Up front, it's a "good news, bad news" situation. Six of the top seven tacklers on the line return, but they return from a line that ranked an egregious 117th in Adj. Line Yards. Despite solid size (junior tackles Donte Rumph and Mister Cobble combine to weight a solid 629 pounds), the Wildcats could be pushed around up front in 2011, and at first glance it is unclear why that would be different in 2012. But you can afford to get pushed around a little if you are also making some plays; Kentucky's line did not last fall. Senior end Collins Ukwu recorded 6.5 tackles for loss and 2.5 sacks last year, but the five other primary returnees combined for just another 9.5 and 3.0, respectively. Some new blood would be a very good thing, but nobody in the pipeline is assured of making an immediate impact. If high-three-star freshman tackle Thomas Chapman can get up to speed quickly, however, there is playing time to be won. Joker Phillips claims to be excited about the depth up front, but let's just say I need convincing.
When you go to five straight bowls and then miss a year, it is easy to set the bar at six wins and bowl eligibility. And to be sure, anything less than that will make this recent blip feel like a more permanent step backwards. But Kentucky plays only three teams projected worse than 50th, meaning they will have to win all three of those games, take out Mississippi State and Vanderbilt at home, and pull an upset to get to six wins. That seems like quite a bit. The Football Outsiders Almanac 2012 gives UK just a 10 percent chance of reaching bowl eligibility, so I'll set the bar closer to four wins.

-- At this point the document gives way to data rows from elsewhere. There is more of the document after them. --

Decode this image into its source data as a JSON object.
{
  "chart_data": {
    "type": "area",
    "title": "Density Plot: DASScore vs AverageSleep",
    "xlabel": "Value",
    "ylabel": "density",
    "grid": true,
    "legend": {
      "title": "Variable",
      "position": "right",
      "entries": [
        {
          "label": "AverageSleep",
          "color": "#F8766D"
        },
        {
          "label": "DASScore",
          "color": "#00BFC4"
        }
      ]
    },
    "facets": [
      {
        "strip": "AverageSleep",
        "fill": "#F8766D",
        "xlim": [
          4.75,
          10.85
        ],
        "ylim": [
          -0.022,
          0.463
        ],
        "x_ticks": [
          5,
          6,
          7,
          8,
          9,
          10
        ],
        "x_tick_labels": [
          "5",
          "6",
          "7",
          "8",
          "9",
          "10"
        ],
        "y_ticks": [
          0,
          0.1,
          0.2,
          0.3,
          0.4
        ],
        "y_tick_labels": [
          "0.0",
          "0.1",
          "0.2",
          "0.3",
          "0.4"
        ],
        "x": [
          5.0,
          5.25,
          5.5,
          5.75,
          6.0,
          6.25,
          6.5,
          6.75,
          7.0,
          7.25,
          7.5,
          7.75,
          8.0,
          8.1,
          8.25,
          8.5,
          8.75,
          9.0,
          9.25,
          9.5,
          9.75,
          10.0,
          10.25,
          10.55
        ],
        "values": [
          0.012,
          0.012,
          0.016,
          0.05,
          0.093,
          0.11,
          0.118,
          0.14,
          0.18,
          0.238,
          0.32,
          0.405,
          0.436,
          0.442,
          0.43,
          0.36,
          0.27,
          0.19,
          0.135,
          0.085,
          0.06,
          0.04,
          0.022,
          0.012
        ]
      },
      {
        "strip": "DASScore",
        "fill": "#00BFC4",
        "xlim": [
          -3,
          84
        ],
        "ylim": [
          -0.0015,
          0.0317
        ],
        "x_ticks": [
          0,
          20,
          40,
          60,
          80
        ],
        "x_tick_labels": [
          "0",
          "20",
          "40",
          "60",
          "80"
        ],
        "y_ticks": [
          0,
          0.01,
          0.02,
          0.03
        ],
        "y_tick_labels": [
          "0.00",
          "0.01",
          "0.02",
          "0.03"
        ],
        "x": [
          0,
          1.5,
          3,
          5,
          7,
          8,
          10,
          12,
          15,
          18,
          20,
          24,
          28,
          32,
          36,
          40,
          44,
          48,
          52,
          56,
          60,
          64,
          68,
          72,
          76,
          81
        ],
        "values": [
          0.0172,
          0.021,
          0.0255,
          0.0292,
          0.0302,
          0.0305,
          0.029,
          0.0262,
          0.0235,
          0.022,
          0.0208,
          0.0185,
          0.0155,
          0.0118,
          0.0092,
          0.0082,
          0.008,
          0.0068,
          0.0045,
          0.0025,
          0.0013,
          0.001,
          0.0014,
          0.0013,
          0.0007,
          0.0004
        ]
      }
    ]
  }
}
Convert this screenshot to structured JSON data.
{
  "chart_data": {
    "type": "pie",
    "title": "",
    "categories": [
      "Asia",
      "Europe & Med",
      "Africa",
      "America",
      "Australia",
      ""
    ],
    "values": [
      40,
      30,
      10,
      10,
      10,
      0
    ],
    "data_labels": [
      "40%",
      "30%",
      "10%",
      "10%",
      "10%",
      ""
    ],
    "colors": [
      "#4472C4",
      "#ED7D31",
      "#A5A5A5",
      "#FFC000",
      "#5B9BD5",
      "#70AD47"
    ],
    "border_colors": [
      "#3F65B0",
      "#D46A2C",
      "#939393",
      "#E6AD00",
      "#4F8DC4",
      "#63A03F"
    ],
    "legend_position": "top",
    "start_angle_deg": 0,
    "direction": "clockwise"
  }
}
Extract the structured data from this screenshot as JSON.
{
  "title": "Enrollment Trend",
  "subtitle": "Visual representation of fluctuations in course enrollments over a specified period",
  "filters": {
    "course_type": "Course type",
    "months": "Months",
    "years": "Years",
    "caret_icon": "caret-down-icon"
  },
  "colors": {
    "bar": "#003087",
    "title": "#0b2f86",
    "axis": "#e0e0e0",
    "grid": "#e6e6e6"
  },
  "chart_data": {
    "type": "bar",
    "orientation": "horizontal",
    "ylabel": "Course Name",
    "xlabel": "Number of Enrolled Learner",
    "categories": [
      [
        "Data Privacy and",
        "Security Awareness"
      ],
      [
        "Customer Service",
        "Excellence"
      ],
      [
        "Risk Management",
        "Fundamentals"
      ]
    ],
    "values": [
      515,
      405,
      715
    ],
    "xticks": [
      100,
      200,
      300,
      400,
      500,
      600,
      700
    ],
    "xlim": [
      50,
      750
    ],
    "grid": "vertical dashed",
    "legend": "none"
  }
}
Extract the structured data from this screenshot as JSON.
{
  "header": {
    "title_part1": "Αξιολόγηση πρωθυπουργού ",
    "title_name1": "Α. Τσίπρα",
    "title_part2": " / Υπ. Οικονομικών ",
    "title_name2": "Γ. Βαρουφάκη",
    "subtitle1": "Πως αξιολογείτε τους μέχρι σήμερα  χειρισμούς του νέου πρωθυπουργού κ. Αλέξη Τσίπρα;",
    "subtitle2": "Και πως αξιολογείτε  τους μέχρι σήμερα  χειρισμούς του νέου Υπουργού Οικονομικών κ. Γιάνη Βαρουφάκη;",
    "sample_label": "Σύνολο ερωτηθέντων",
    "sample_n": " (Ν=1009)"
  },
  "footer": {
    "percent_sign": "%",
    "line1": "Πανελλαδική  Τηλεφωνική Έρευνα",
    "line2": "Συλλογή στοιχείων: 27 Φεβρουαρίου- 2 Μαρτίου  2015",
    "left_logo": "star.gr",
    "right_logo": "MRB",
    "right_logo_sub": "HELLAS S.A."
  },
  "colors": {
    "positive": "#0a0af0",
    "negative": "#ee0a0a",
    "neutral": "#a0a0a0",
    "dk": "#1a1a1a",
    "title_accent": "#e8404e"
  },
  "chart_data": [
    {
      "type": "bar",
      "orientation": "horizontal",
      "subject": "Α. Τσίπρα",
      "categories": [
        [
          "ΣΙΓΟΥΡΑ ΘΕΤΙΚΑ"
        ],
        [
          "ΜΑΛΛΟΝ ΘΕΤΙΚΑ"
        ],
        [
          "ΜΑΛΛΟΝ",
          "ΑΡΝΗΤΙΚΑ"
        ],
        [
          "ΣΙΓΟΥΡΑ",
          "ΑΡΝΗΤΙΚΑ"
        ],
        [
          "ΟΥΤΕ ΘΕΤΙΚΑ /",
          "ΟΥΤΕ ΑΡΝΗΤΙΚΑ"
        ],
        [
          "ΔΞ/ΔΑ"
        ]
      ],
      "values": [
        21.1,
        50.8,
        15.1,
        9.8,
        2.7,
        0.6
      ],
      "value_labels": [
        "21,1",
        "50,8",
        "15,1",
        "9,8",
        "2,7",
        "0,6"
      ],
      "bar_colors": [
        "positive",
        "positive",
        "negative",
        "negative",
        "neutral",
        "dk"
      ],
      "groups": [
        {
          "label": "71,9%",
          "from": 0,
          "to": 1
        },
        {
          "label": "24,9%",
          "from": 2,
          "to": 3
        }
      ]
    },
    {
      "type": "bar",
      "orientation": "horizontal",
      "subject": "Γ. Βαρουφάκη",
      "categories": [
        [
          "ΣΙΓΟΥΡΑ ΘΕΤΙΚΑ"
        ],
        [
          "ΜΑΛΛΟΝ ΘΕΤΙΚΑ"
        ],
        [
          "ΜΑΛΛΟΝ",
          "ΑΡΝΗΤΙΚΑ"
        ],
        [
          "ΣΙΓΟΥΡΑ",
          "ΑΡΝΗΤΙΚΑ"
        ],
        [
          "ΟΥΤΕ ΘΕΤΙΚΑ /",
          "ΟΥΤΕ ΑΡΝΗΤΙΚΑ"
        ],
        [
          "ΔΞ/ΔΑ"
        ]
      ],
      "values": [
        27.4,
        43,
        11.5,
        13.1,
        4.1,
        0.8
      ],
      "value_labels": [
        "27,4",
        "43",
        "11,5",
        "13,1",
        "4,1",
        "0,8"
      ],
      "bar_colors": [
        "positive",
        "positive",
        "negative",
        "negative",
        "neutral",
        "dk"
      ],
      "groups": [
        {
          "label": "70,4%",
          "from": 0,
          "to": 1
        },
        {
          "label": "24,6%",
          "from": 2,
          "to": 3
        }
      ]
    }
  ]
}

It takes quite a few if's to make Kentucky good in 2012, and the schedule doesn't help. The Wildcats will need a serious boost from either last year's bit players or this year's star recruits, and counting on that is typically a good way to lose a lot of games.
Joker Phillips is an easy coach to root for -- he was a star at UK in the early-1980s and worked his way through the coaching ranks for 20 years (from Kentucky, to Cincinnati, to Minnesota, to Notre Dame, to South Carolina, back to Kentucky) before finally getting a shot to guide his alma mater -- but his program's momentum has fizzled, and while he did bring in some interesting pieces in the last couple of recruiting classes, most of the SEC has brought in more. That usually isn't a good sign when it comes to the length of a coaching tenure.